L’intégration des enfants dans le système scolaire fait notamment débat. En 2023, près de la moitié des 300.000 enfants réfugiés n’étaient pas scolarisés dans les écoles polonaises et suivaient des cours à distance, encadrés par leurs écoles ukrainiennes. Anna et Julia, les filles d’Irina, alternaient quant à elles entre école polonaise et ukrainienne, le temps de s’adapter. « Au début, c’était très difficile, raconte Irina. Elles ne voulaient pas aller à l’école polonaise, elles pleuraient. Mais les enfants les ont tellement bien accueilli que maintenant elles ne veulent même plus suivre les cours ukrainiens en ligne. » Depuis septembre dernier, le gouvernement a décidé de supprimer l’allocation familiale équivalant à un peu moins de 200 euros aux familles ne scolarisant pas leurs enfants dans les écoles polonaises.
Les associations poursuivent leurs actions
L’intégration des réfugiés ukrainiens dépend aussi de nombreux autres aspects, comme trouver un emploi, par exemple. « Les Ukrainiens sont très présents dans les métiers qui ne nécessitent pas une parfaite maîtrise de la langue polonaise, explique Sebastian.
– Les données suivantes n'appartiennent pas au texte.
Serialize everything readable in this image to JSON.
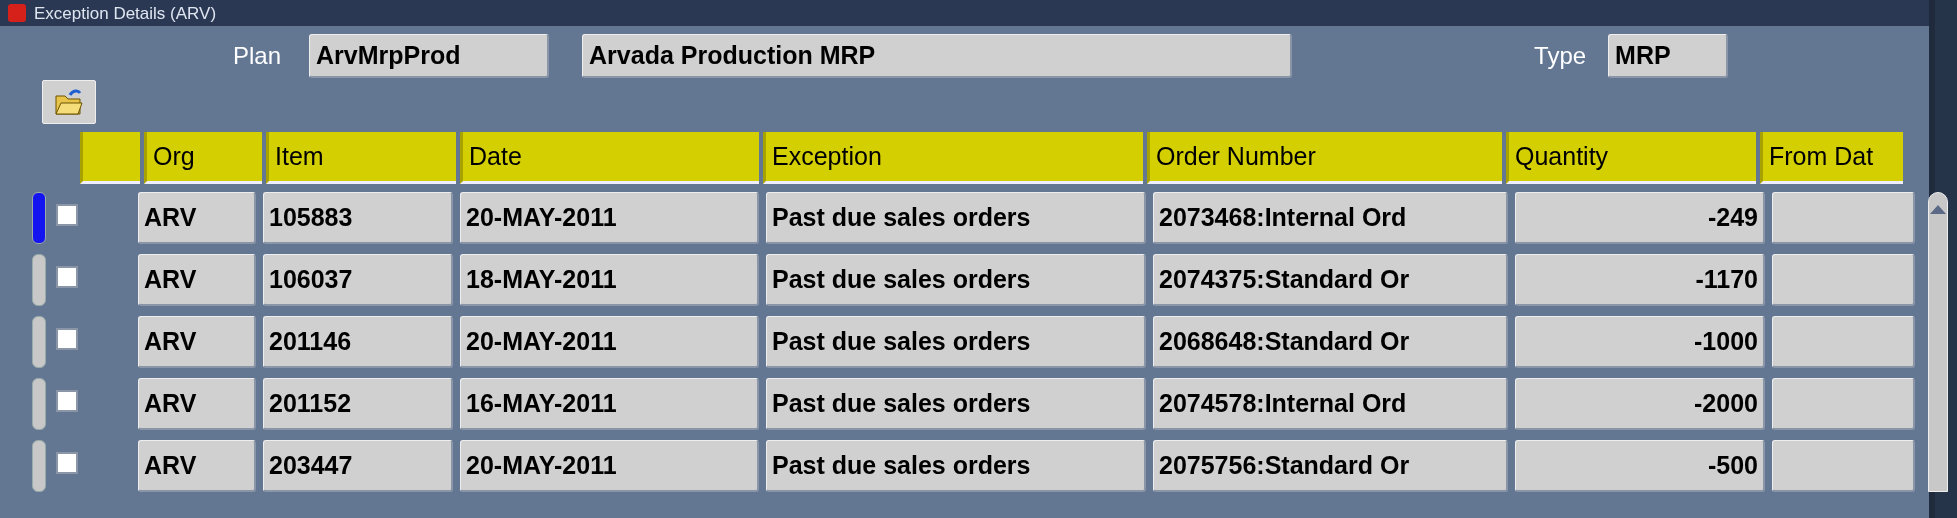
{
  "window": {
    "title": "Exception Details (ARV)"
  },
  "header": {
    "plan_label": "Plan",
    "plan": "ArvMrpProd",
    "plan_description": "Arvada Production MRP",
    "type_label": "Type",
    "type": "MRP"
  },
  "table": {
    "columns": [
      "Org",
      "Item",
      "Date",
      "Exception",
      "Order Number",
      "Quantity",
      "From Dat"
    ],
    "rows": [
      {
        "selected": true,
        "checked": false,
        "cells": [
          "ARV",
          "105883",
          "20-MAY-2011",
          "Past due sales orders",
          "2073468:Internal Ord",
          "-249"
        ]
      },
      {
        "selected": false,
        "checked": false,
        "cells": [
          "ARV",
          "106037",
          "18-MAY-2011",
          "Past due sales orders",
          "2074375:Standard Or",
          "-1170"
        ]
      },
      {
        "selected": false,
        "checked": false,
        "cells": [
          "ARV",
          "201146",
          "20-MAY-2011",
          "Past due sales orders",
          "2068648:Standard Or",
          "-1000"
        ]
      },
      {
        "selected": false,
        "checked": false,
        "cells": [
          "ARV",
          "201152",
          "16-MAY-2011",
          "Past due sales orders",
          "2074578:Internal Ord",
          "-2000"
        ]
      },
      {
        "selected": false,
        "checked": false,
        "cells": [
          "ARV",
          "203447",
          "20-MAY-2011",
          "Past due sales orders",
          "2075756:Standard Or",
          "-500"
        ]
      }
    ]
  }
}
Ils sont nombreux à travailler dans le secteur de l’hôtellerie, de la restauration, de la beauté, à être chauffeurs de taxi, de VTC… » Nombreux sont les Ukrainiens à avoir ainsi changé de catégorie socio-professionnelle. C’est le cas d’Irina. « A Kiev, j’étais commerçante, explique-t-elle. Ici, j’aide à faire la cuisine et le ménage dans un restaurant. J’ai un ami qui était manager dans le marketing en Ukraine, ici il est livreur de sushis. C’est difficile, surtout que cela signifie aussi une baisse de salaire. »
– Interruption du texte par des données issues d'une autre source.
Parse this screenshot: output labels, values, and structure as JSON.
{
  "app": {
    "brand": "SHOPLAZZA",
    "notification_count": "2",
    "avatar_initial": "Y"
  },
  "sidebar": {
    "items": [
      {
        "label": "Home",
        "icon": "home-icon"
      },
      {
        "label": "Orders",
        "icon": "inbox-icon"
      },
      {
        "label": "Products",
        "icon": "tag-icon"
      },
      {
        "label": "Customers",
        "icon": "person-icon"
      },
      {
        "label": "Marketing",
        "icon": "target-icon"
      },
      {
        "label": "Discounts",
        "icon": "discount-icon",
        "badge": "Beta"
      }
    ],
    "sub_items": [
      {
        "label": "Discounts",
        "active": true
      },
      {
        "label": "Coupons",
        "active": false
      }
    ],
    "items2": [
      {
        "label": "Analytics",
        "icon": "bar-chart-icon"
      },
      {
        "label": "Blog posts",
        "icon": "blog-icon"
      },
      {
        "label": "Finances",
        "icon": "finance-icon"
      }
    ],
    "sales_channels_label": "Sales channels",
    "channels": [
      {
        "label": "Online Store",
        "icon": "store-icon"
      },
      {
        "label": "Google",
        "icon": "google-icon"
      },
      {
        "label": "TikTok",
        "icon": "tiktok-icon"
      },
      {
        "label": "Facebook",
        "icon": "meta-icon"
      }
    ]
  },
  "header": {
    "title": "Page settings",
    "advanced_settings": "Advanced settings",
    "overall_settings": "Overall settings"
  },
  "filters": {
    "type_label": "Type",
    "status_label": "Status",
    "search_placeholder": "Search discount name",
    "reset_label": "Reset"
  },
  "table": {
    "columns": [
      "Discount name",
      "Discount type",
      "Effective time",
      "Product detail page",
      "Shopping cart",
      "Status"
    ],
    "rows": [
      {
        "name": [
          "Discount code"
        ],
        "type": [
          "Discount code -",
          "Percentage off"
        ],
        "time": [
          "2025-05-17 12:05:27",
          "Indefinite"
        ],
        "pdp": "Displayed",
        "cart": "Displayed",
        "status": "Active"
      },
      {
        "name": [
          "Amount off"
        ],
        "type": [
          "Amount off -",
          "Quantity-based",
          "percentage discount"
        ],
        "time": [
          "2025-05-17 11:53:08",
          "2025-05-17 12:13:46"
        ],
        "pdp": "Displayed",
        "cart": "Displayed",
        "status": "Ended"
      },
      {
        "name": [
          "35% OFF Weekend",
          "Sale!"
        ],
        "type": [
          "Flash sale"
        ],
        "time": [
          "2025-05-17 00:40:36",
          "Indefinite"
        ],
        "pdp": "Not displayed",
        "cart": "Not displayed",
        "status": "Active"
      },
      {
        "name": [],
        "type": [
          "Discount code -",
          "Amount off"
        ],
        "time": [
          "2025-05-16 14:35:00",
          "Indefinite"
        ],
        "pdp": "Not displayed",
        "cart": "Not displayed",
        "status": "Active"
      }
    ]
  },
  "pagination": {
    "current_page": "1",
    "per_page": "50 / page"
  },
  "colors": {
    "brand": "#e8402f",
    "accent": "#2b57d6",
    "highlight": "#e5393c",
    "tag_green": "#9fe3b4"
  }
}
Beaucoup de réfugiés ukrainiens seraient ainsi en situation de précarité. Pour les aider, des associations continuent à se mobiliser. C’est le cas du JCC, le Jewish Community Center, de Cracovie. Fondé en 2008 à Kazimierz – le quartier juif de la ville – ce centre avait pour objectif d’offrir un lieu de rassemblement et d’échange à la communauté juive. Mais depuis 2022, le JCC est aussi devenu une association aidant les réfugiés ukrainiens.
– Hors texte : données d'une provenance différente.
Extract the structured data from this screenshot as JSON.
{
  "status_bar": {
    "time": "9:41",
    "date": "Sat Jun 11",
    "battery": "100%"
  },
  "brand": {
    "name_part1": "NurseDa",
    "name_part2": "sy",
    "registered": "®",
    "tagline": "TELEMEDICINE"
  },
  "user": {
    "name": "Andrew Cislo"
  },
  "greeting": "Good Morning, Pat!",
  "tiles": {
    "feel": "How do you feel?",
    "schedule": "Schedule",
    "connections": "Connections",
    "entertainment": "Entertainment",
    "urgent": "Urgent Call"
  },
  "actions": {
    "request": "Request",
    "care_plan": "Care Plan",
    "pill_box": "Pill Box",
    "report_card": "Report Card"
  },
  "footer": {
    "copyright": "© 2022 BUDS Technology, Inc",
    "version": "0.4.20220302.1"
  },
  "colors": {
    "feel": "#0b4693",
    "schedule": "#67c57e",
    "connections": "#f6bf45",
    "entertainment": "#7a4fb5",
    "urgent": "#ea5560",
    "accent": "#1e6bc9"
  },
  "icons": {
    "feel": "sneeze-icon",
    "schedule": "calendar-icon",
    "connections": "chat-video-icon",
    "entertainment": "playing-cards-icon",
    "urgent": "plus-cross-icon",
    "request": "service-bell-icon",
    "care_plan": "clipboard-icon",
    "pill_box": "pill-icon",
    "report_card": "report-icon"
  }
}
A l’entrée, juste au-dessus de la banderole commémorant le 80e anniversaire de la libération du camp d’extermination d’Auschwitz, des lettres cyrilliques bleues sur un fond jaune forment le mot ukrainien signifiant « bienvenue ». À côté, trois drapeaux représentent trois pays : la Pologne, Israël et l’Ukraine. « Une grande partie de notre réponse humanitaire à la crise ukrainienne consiste à offrir de la nourriture, des vêtements et des jouets pour les enfants », explique Oskar, 26 ans, employé du JCC.
Dans la salle, les étagères sont presque vides : il est 15h et plus de 300 personnes sont déjà venues se ravitailler. Au début du conflit, ils étaient plus du double à venir chaque jour. « Mais notre but est de leur proposer bien plus que ce qui se trouve dans cette pièce, précise Oskar. Nous les aidons à trouver du travail grâce à des ateliers de préparation aux entretiens d’embauche par exemple, nous leur louons des appartements ».
Mais l’objectif de l’association va au delà des moyens qui permettent simplement de survivre. « Nous leur proposons un soutien psychologique avec des psychologues présents en permanence », explique le membre actif de l’association. « Nous leur offrons aussi l’opportunité de se rencontrer, de construire une véritable communauté. » D’après Oskar, le JCC a aidé d’une façon ou d’une autre plus de 300.000 réfugiés ukrainiens en 2024.